My Prince Charming Missed the Memo
I realize Valentine's Day is tomorrow. I realize that I don't have a date. I realize that I'll probably stay at home in my sweats tomorrow night.
And that's fine with me. I don't really care, okay? I don't. I. Don't. Care.
My Prince Charming missed the memo, anyway.
Why is there so much emphasis placed on whether or not you have a date on Valentine's Day? I mean, why can't we spread the love on another holiday?
Like Easter, for instance. Have that be ... I dunno ... "Make A Date with Jesus" Day or something.
Groundhog Day? "Hug A Fat Furry Rodent" Day.
April Fool's Day?: "Be Nice To Your Roommate For A Change You Bastard And Don't Use His Toothbrush As A Toilet Brush."
Saint Patrick's Day could be "Love You Some Beer" Day.
Oh wait. It's pretty much already called that.

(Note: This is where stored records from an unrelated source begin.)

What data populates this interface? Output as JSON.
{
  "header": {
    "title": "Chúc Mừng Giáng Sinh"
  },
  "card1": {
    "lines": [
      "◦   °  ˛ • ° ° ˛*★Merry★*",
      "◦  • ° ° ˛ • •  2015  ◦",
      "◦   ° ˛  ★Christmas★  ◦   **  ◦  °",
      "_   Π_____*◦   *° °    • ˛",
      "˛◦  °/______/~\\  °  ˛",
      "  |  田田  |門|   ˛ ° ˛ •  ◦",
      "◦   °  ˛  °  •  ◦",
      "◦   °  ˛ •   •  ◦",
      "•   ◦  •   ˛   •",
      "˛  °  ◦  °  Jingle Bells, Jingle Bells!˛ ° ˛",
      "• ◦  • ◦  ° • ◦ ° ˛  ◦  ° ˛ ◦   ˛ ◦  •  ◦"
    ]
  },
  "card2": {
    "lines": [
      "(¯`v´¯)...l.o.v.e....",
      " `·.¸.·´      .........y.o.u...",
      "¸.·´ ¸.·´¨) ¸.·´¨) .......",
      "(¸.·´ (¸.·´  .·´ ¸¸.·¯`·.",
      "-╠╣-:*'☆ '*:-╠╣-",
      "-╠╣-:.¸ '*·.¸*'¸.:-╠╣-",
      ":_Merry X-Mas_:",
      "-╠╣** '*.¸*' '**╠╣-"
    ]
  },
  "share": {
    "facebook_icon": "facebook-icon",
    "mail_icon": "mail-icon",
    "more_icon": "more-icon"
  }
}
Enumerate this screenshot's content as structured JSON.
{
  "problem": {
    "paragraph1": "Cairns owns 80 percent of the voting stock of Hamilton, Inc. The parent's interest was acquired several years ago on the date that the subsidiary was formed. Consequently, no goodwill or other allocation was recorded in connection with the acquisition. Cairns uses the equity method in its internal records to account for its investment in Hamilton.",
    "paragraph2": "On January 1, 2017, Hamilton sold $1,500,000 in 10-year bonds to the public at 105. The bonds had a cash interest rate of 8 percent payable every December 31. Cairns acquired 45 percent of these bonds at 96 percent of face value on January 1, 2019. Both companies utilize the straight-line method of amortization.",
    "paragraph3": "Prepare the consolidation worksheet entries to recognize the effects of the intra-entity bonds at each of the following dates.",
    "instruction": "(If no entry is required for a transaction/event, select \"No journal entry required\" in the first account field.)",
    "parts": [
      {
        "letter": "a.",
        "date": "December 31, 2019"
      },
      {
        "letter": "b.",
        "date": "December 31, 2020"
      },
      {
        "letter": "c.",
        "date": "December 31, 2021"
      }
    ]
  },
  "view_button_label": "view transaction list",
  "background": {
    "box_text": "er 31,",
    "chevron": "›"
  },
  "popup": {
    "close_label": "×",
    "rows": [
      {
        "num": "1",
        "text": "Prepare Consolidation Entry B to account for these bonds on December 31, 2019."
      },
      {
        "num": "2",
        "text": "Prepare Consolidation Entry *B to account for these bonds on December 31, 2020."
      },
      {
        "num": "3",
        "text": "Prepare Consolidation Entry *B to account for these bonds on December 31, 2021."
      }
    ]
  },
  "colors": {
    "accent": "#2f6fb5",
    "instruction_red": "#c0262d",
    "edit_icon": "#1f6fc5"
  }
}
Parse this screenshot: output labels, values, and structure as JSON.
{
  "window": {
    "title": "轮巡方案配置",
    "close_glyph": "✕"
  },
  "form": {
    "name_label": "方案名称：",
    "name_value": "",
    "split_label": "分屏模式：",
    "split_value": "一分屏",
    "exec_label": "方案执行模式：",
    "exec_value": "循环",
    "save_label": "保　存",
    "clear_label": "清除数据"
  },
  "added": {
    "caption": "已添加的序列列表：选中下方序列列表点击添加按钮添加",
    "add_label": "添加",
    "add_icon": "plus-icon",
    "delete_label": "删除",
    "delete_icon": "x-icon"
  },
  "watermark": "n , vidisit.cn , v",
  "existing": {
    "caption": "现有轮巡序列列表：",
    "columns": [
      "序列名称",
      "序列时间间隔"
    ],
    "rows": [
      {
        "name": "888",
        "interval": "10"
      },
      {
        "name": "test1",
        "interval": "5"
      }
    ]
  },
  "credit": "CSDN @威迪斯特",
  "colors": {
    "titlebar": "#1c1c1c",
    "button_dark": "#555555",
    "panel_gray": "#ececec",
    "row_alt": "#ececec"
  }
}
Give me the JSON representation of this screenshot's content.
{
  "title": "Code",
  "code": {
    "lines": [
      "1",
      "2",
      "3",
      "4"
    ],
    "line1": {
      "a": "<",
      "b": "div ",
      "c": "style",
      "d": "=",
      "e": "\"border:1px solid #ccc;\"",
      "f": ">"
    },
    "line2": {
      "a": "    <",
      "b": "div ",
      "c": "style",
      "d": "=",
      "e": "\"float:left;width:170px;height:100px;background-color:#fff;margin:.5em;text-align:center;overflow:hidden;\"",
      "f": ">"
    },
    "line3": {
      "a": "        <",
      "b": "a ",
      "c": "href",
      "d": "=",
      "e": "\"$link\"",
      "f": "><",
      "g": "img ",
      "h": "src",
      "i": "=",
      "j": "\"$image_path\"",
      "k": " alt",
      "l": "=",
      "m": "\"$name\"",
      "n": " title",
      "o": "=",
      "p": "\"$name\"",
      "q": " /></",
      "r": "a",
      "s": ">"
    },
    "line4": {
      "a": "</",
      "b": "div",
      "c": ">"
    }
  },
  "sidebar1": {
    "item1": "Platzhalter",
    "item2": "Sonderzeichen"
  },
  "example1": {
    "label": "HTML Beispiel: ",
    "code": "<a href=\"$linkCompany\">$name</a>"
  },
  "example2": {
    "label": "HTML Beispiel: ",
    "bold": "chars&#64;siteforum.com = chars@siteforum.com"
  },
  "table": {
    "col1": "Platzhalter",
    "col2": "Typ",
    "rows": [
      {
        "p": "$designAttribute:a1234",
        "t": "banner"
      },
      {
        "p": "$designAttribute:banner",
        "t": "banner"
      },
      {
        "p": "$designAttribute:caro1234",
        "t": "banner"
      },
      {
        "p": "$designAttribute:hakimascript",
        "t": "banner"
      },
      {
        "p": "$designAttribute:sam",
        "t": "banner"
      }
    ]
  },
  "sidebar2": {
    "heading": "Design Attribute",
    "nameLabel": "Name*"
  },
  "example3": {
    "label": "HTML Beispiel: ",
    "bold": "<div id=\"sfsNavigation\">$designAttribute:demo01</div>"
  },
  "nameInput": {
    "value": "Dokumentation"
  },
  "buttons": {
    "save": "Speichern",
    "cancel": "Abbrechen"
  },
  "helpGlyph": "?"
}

And how about April 15? "Love The IRS And Get Your Shit Together Before This Day." Okay, well you don't have to love the IRS, but you probably should love your life savings enough to still get your shit together before this day.
At any rate, this humor makes me feel better. Thanks. Now I think I'll survive tomorrow. And all you lovely beautiful and handsome single creatures out there will, too.
So send yourself some flowers at work, eat a big 'ol box of chocolates, and then, do as my friend Natalie says:
"Put on your big girl panties and get over it."
Enjoy the single life, boys and girls.
2 Comments:
Just think about how much cash you're saving by not having someone to buy shit for. At least for a guy, that's reason enough to be happy today.
I like to call April 15 "Buy Amber Presents" day, because that's my birthday.